Today I attend The American Indian/Alaskan Native College Student Success Symposium.
The initial presentation was a study that was conducted regarding the typical challenges that are faced by many Native students, and what can be done to help ensure success.
The statistics presenting were astonishing. On average, out of 100 Native students in this country, only 50 will graduate from high school. Roughly 19 of those will enroll in a 2 year college and another 19 will enroll in a 4 year university. Only 7 will earn a Bachelor's degree. Only .3 (yes, three-tenths) will earn a Master's & .3 will earn a doctorate level degree.
Wow. How tragic.
There are so many problems that need to be addressed in Indian Country and access to education needs to be towards the top of the list.
When they surveyed students, one of the common themes that kept showing up was financial difficulties. The generational poverty that many Natives have to contend with often leave students with no financial support system. Financial aid helps pay for tuition and fees. However, it is often not enough to cover living expenses and transportation.
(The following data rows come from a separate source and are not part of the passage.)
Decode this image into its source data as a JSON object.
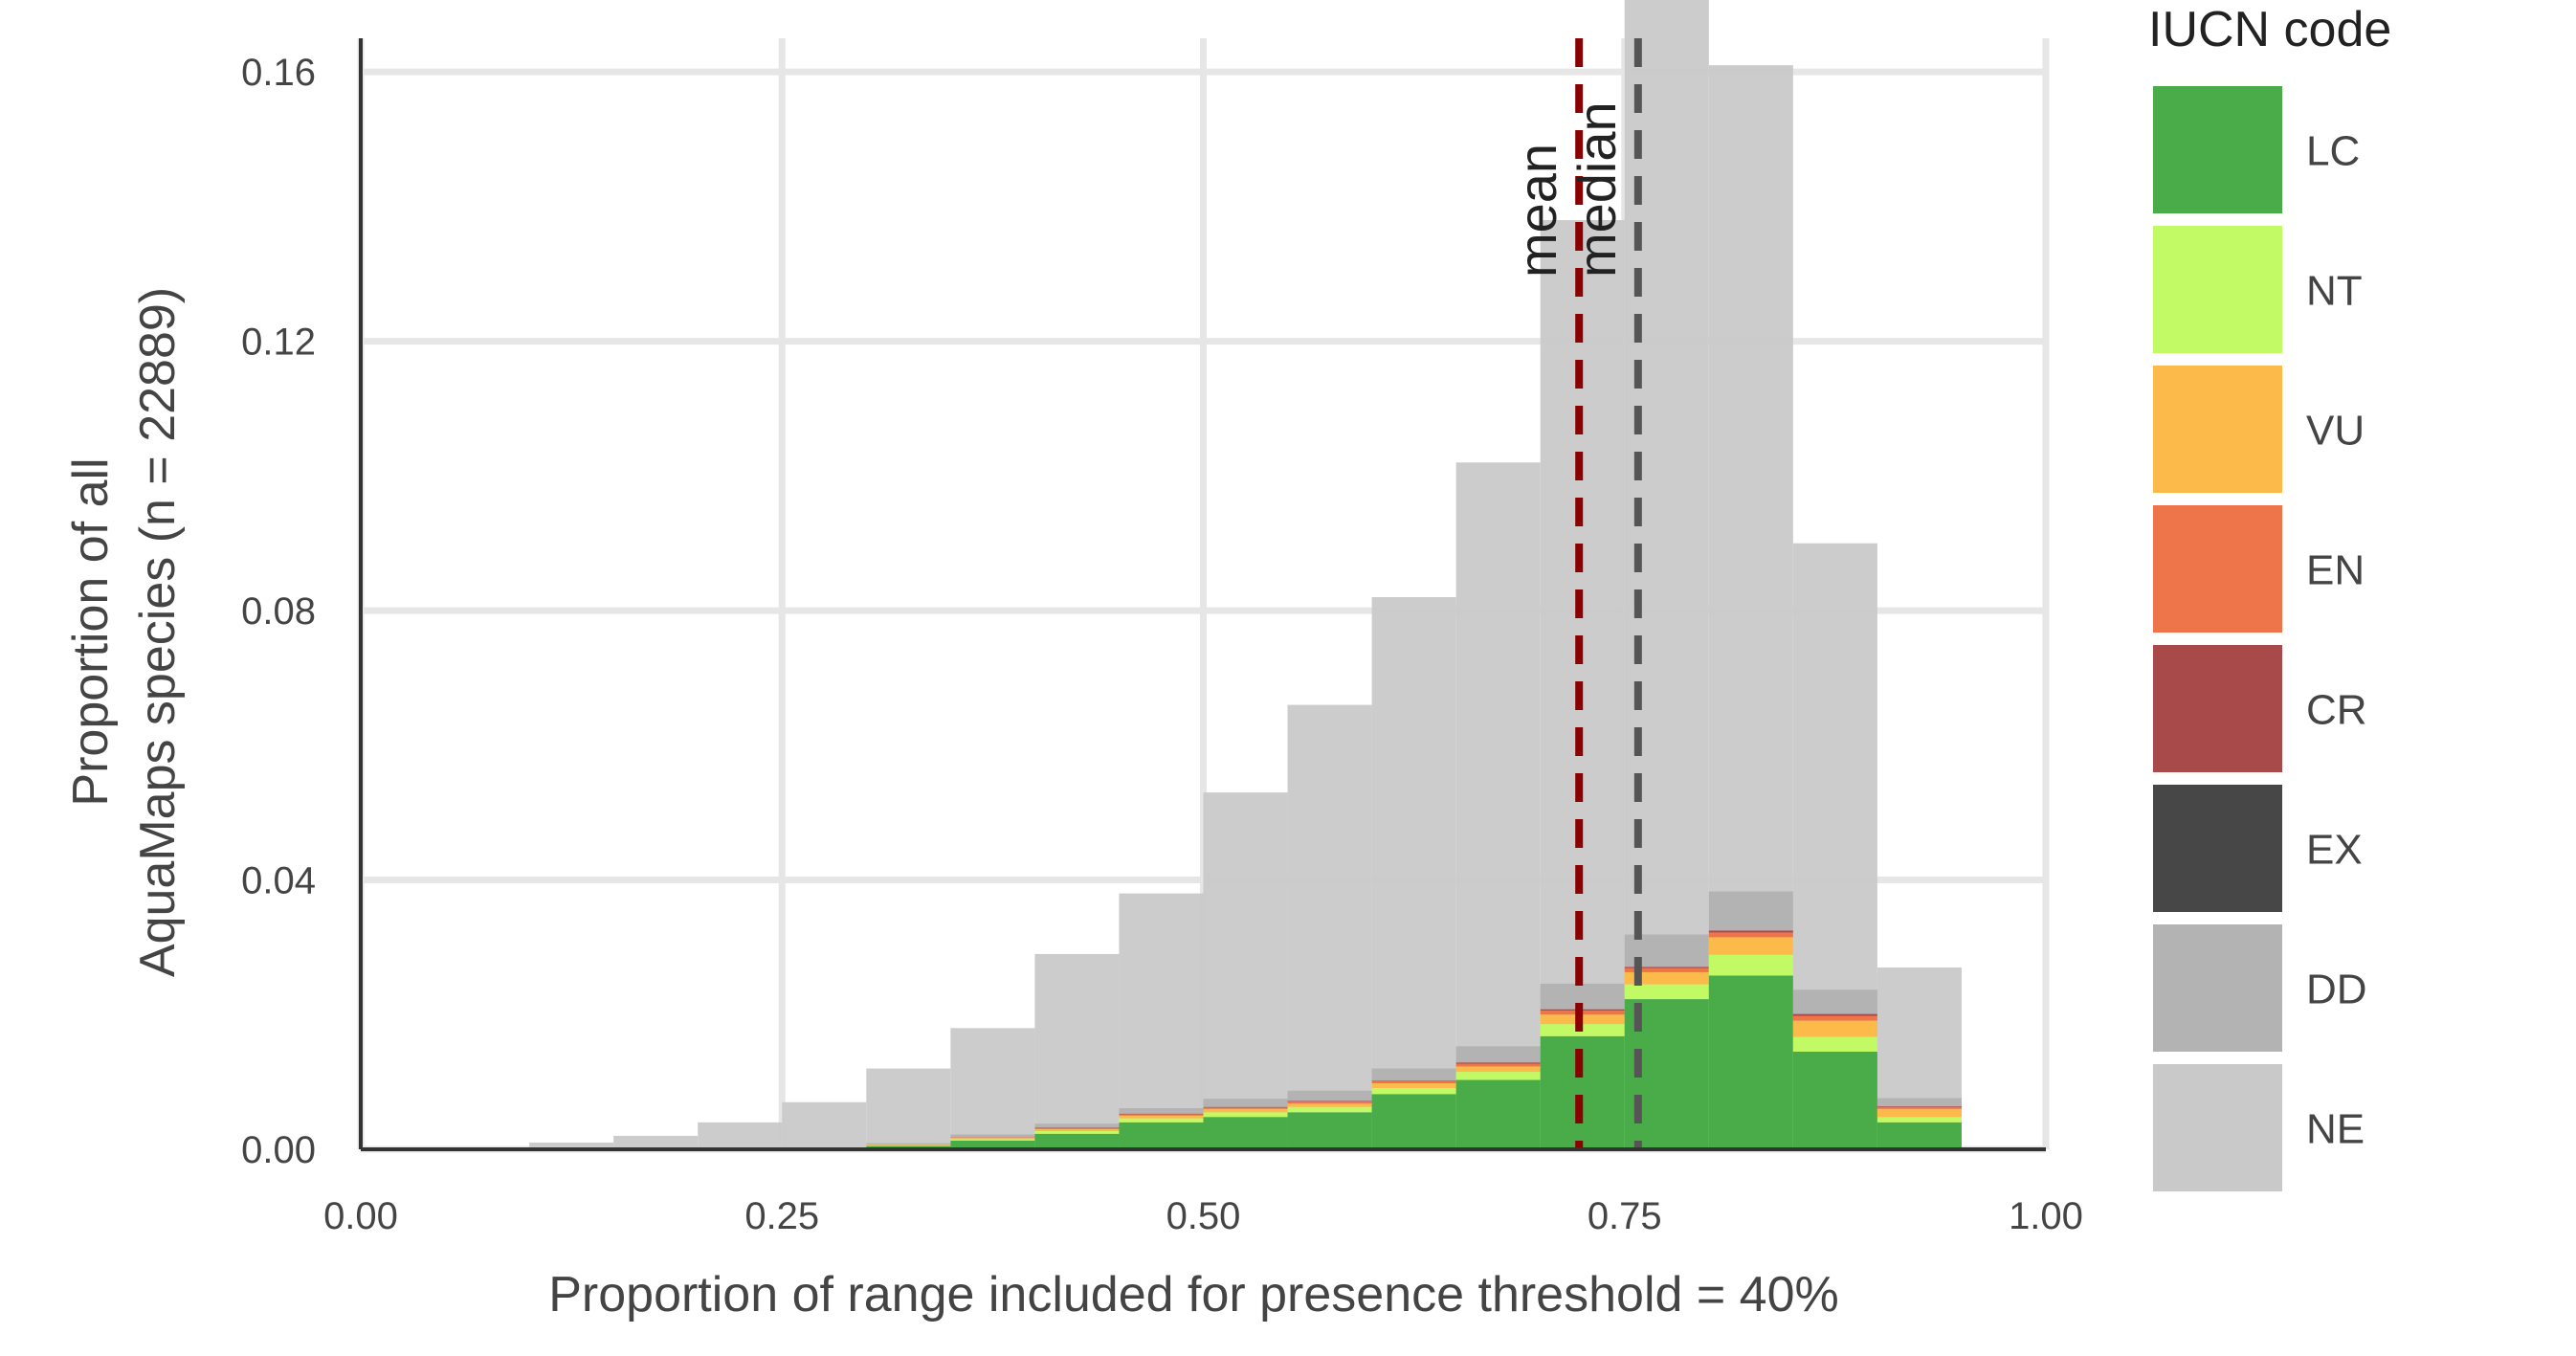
{
  "chart_data": {
    "type": "bar",
    "stacked": true,
    "xlabel": "Proportion of range included for presence threshold = 40%",
    "ylabel_lines": [
      "Proportion of all",
      "AquaMaps species (n = 22889)"
    ],
    "xlim": [
      0,
      1
    ],
    "ylim": [
      0,
      0.165
    ],
    "x_ticks": [
      0,
      0.25,
      0.5,
      0.75,
      1
    ],
    "x_tick_labels": [
      "0.00",
      "0.25",
      "0.50",
      "0.75",
      "1.00"
    ],
    "y_ticks": [
      0,
      0.04,
      0.08,
      0.12,
      0.16
    ],
    "y_tick_labels": [
      "0.00",
      "0.04",
      "0.08",
      "0.12",
      "0.16"
    ],
    "grid": true,
    "bin_width": 0.05,
    "bin_starts": [
      0.0,
      0.05,
      0.1,
      0.15,
      0.2,
      0.25,
      0.3,
      0.35,
      0.4,
      0.45,
      0.5,
      0.55,
      0.6,
      0.65,
      0.7,
      0.75,
      0.8,
      0.85,
      0.9,
      0.95
    ],
    "background_total": [
      0,
      0,
      0.001,
      0.002,
      0.004,
      0.007,
      0.012,
      0.018,
      0.029,
      0.038,
      0.053,
      0.066,
      0.082,
      0.102,
      0.138,
      0.171,
      0.161,
      0.09,
      0.027,
      0
    ],
    "legend_title": "IUCN code",
    "legend_position": "right",
    "series": [
      {
        "name": "LC",
        "color": "#4aab49",
        "values": [
          0,
          0,
          0,
          0,
          0,
          0,
          0.0005,
          0.0013,
          0.0023,
          0.004,
          0.0048,
          0.0055,
          0.0082,
          0.0103,
          0.0168,
          0.0223,
          0.0258,
          0.0145,
          0.004,
          0
        ]
      },
      {
        "name": "NT",
        "color": "#c1fa65",
        "values": [
          0,
          0,
          0,
          0,
          0,
          0,
          0.0001,
          0.0002,
          0.0004,
          0.0006,
          0.0007,
          0.0008,
          0.0009,
          0.0012,
          0.0018,
          0.0022,
          0.0031,
          0.0022,
          0.0008,
          0
        ]
      },
      {
        "name": "VU",
        "color": "#fbba4a",
        "values": [
          0,
          0,
          0,
          0,
          0,
          0,
          0.0001,
          0.0002,
          0.0003,
          0.0004,
          0.0005,
          0.0005,
          0.0007,
          0.0008,
          0.0014,
          0.0018,
          0.0026,
          0.0024,
          0.0012,
          0
        ]
      },
      {
        "name": "EN",
        "color": "#ee754a",
        "values": [
          0,
          0,
          0,
          0,
          0,
          0,
          0,
          0.0001,
          0.0001,
          0.0002,
          0.0002,
          0.0003,
          0.0003,
          0.0004,
          0.0006,
          0.0006,
          0.0007,
          0.0007,
          0.0003,
          0
        ]
      },
      {
        "name": "CR",
        "color": "#a84a4a",
        "values": [
          0,
          0,
          0,
          0,
          0,
          0,
          0,
          0,
          0.0001,
          0.0001,
          0.0001,
          0.0001,
          0.0001,
          0.0002,
          0.0002,
          0.0002,
          0.0003,
          0.0003,
          0.0001,
          0
        ]
      },
      {
        "name": "EX",
        "color": "#474747",
        "values": [
          0,
          0,
          0,
          0,
          0,
          0,
          0,
          0,
          0,
          0,
          0,
          0,
          0,
          0,
          0,
          0,
          0,
          0,
          0,
          0
        ]
      },
      {
        "name": "DD",
        "color": "#b3b3b3",
        "values": [
          0,
          0,
          0,
          0,
          0,
          0,
          0.0002,
          0.0004,
          0.0006,
          0.0008,
          0.0012,
          0.0015,
          0.0018,
          0.0024,
          0.0038,
          0.0048,
          0.0058,
          0.0036,
          0.0012,
          0
        ]
      },
      {
        "name": "NE",
        "color": "#c9c9c9",
        "values": []
      }
    ],
    "reference_lines": [
      {
        "label": "mean",
        "x": 0.723,
        "color": "#8b0000"
      },
      {
        "label": "median",
        "x": 0.758,
        "color": "#555555"
      }
    ]
  }
}
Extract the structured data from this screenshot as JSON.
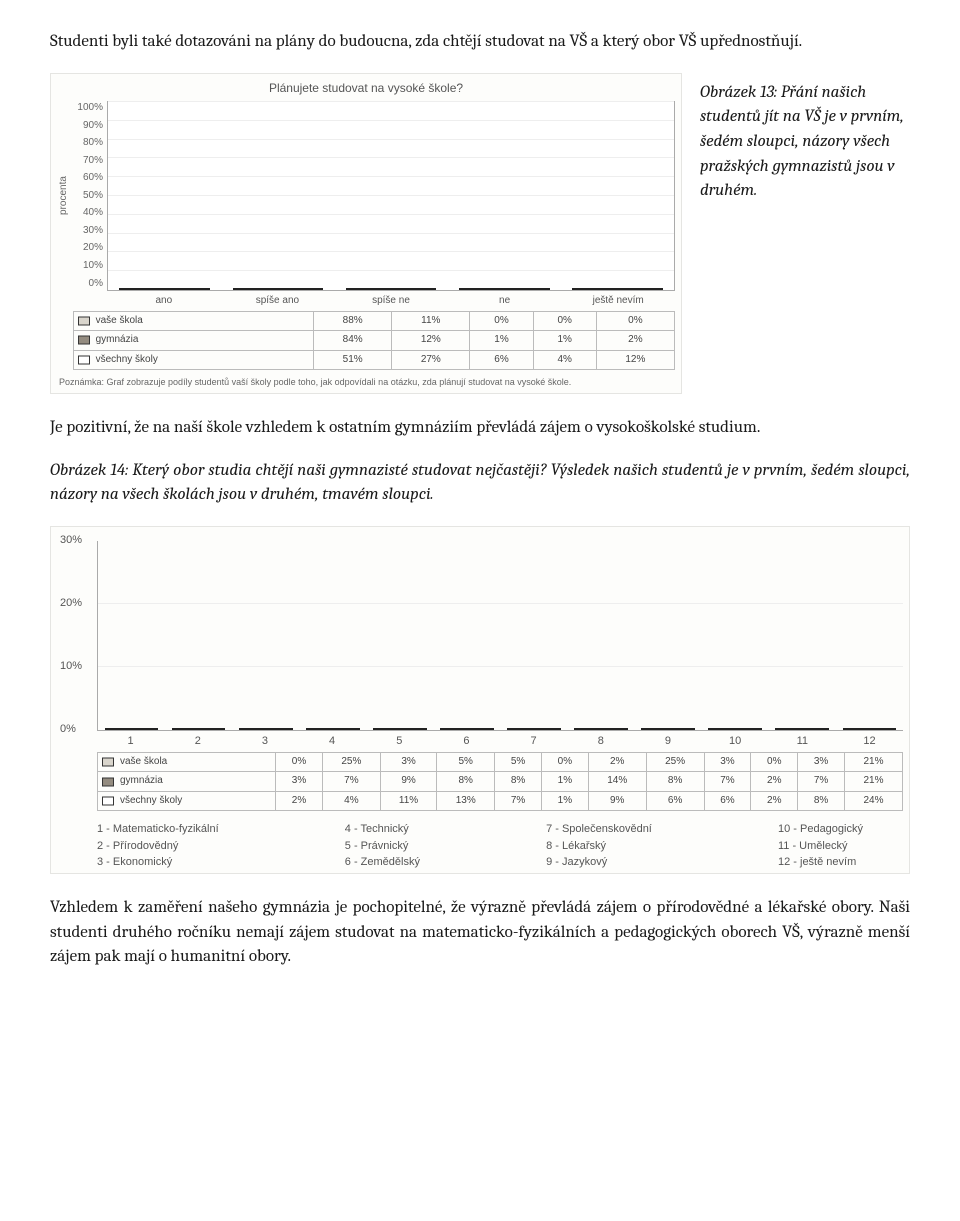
{
  "intro": "Studenti byli také dotazováni na plány do budoucna, zda chtějí studovat na VŠ a který obor VŠ upřednostňují.",
  "chart1": {
    "title": "Plánujete studovat na vysoké škole?",
    "ylabel": "procenta",
    "ymax": 100,
    "yticks": [
      "100%",
      "90%",
      "80%",
      "70%",
      "60%",
      "50%",
      "40%",
      "30%",
      "20%",
      "10%",
      "0%"
    ],
    "categories": [
      "ano",
      "spíše ano",
      "spíše ne",
      "ne",
      "ještě nevím"
    ],
    "series": [
      {
        "name": "vaše škola",
        "swatch": "light",
        "values": [
          88,
          11,
          0,
          0,
          0
        ]
      },
      {
        "name": "gymnázia",
        "swatch": "dark",
        "values": [
          84,
          12,
          1,
          1,
          2
        ]
      },
      {
        "name": "všechny školy",
        "swatch": "outline",
        "values": [
          51,
          27,
          6,
          4,
          12
        ]
      }
    ],
    "note": "Poznámka: Graf zobrazuje podíly studentů vaší školy podle toho, jak odpovídali na otázku, zda plánují studovat na vysoké škole."
  },
  "caption1": "Obrázek 13: Přání našich studentů jít na VŠ je v prvním, šedém sloupci, názory všech pražských gymnazistů jsou v druhém.",
  "mid1": "Je pozitivní, že na naší škole vzhledem k ostatním gymnáziím převládá zájem o vysokoškolské studium.",
  "caption2": "Obrázek 14: Který obor studia chtějí naši gymnazisté studovat nejčastěji? Výsledek našich studentů je v prvním, šedém sloupci, názory na všech školách jsou v druhém, tmavém sloupci.",
  "chart2": {
    "ymax": 30,
    "yticks": [
      {
        "label": "30%",
        "pct": 100
      },
      {
        "label": "20%",
        "pct": 66.67
      },
      {
        "label": "10%",
        "pct": 33.33
      },
      {
        "label": "0%",
        "pct": 0
      }
    ],
    "categories": [
      "1",
      "2",
      "3",
      "4",
      "5",
      "6",
      "7",
      "8",
      "9",
      "10",
      "11",
      "12"
    ],
    "series": [
      {
        "name": "vaše škola",
        "swatch": "light",
        "values": [
          0,
          25,
          3,
          5,
          5,
          0,
          2,
          25,
          3,
          0,
          3,
          21
        ]
      },
      {
        "name": "gymnázia",
        "swatch": "dark",
        "values": [
          3,
          7,
          9,
          8,
          8,
          1,
          14,
          8,
          7,
          2,
          7,
          21
        ]
      },
      {
        "name": "všechny školy",
        "swatch": "outline",
        "values": [
          2,
          4,
          11,
          13,
          7,
          1,
          9,
          6,
          6,
          2,
          8,
          24
        ]
      }
    ],
    "legend_cols": [
      [
        "1 - Matematicko-fyzikální",
        "2 - Přírodovědný",
        "3 - Ekonomický"
      ],
      [
        "4 - Technický",
        "5 - Právnický",
        "6 - Zemědělský"
      ],
      [
        "7 - Společenskovědní",
        "8 - Lékařský",
        "9 - Jazykový"
      ],
      [
        "10 - Pedagogický",
        "11 - Umělecký",
        "12 - ještě nevím"
      ]
    ]
  },
  "closing": "Vzhledem k zaměření našeho gymnázia je pochopitelné, že výrazně převládá zájem o přírodovědné a lékařské obory. Naši studenti druhého ročníku nemají zájem studovat na matematicko-fyzikálních a pedagogických oborech VŠ, výrazně menší zájem pak mají o humanitní obory."
}
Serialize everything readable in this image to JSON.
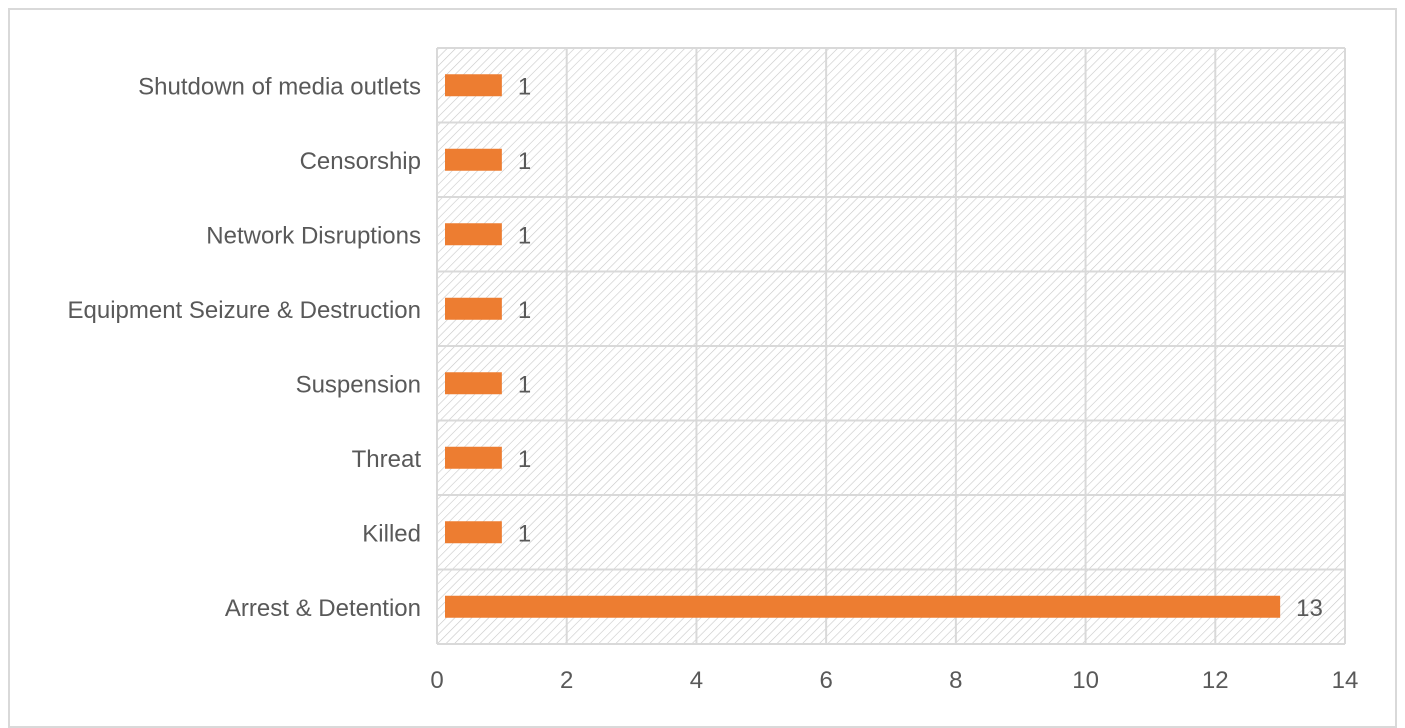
{
  "chart_data": {
    "type": "bar",
    "orientation": "horizontal",
    "categories": [
      "Arrest & Detention",
      "Killed",
      "Threat",
      "Suspension",
      "Equipment Seizure & Destruction",
      "Network Disruptions",
      "Censorship",
      "Shutdown of media outlets"
    ],
    "values": [
      13,
      1,
      1,
      1,
      1,
      1,
      1,
      1
    ],
    "data_labels": [
      "13",
      "1",
      "1",
      "1",
      "1",
      "1",
      "1",
      "1"
    ],
    "xlim": [
      0,
      14
    ],
    "x_ticks": [
      "0",
      "2",
      "4",
      "6",
      "8",
      "10",
      "12",
      "14"
    ],
    "title": "",
    "xlabel": "",
    "ylabel": "",
    "grid": true,
    "legend": "none",
    "colors": {
      "bar": "#ED7D31",
      "grid": "#d9d9d9",
      "hatch": "#c8c8c8",
      "text": "#595959",
      "frame": "#d9d9d9"
    }
  }
}
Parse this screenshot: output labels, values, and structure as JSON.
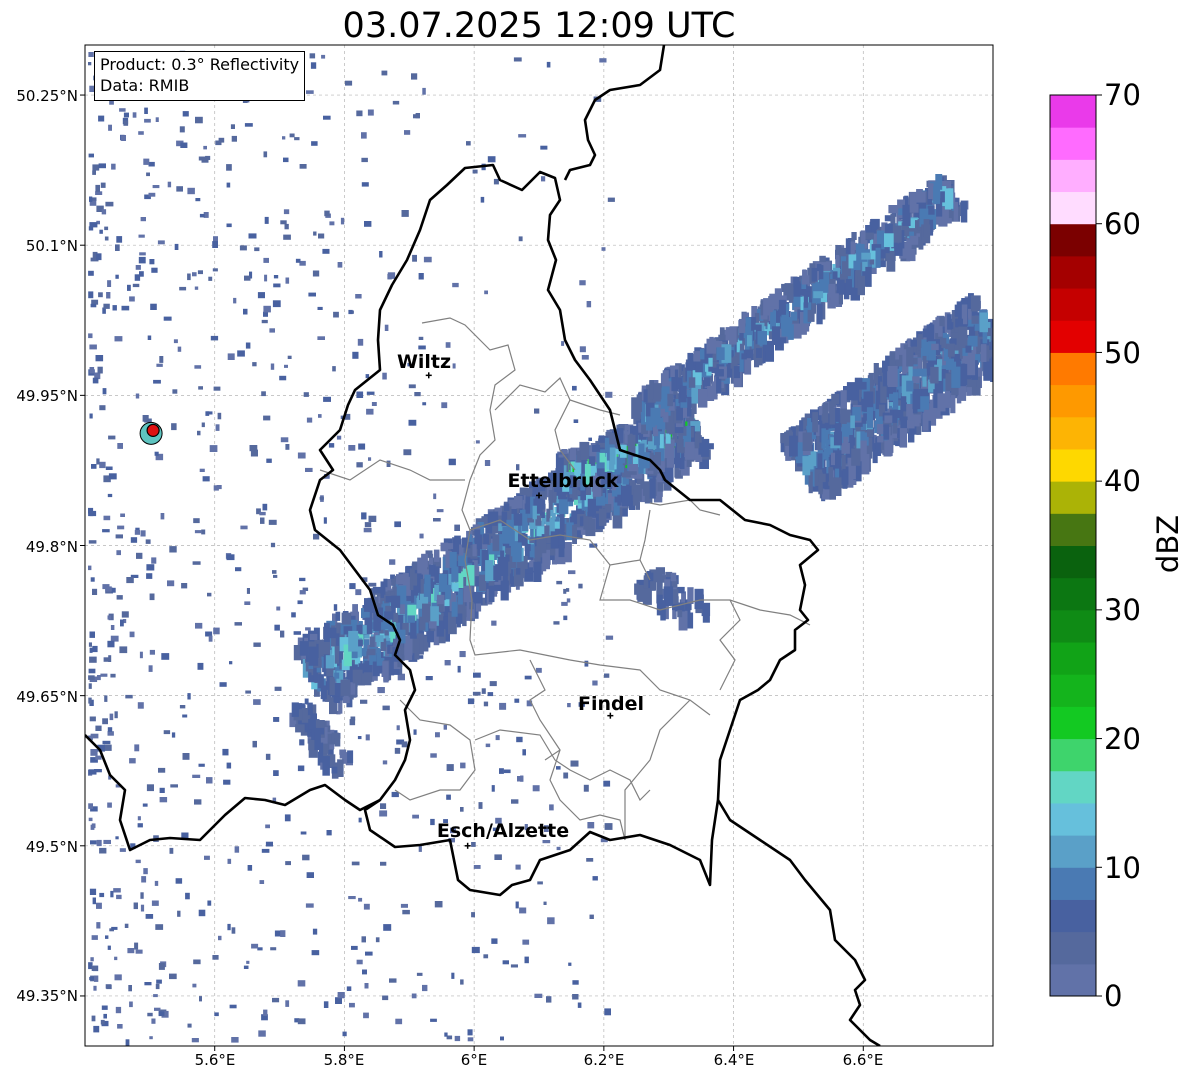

The study found students that were having to hitchhike for miles to get to campus or working multiple jobs to make ends meets, while juggling classes. Childcare and expenses were a recurrent issue, and one that I understand from experience. There are many meetings and activities that I simply cannot attend because I cannot take all of my children with me & I simply cannot afford to pay for any additional childcare. One student was quoted as saying something to the effect of it being difficult to focus on college algebra when she's sitting there trying to figure out how she's going to be able to have enough diapers to get the baby through the week.
I don't have answers to how to fix these problems, but I understand all to well how real they are. At this moment, I'm choosing to draw strength from looking at those numbers and knowing that I will be the .3, no matter what it takes.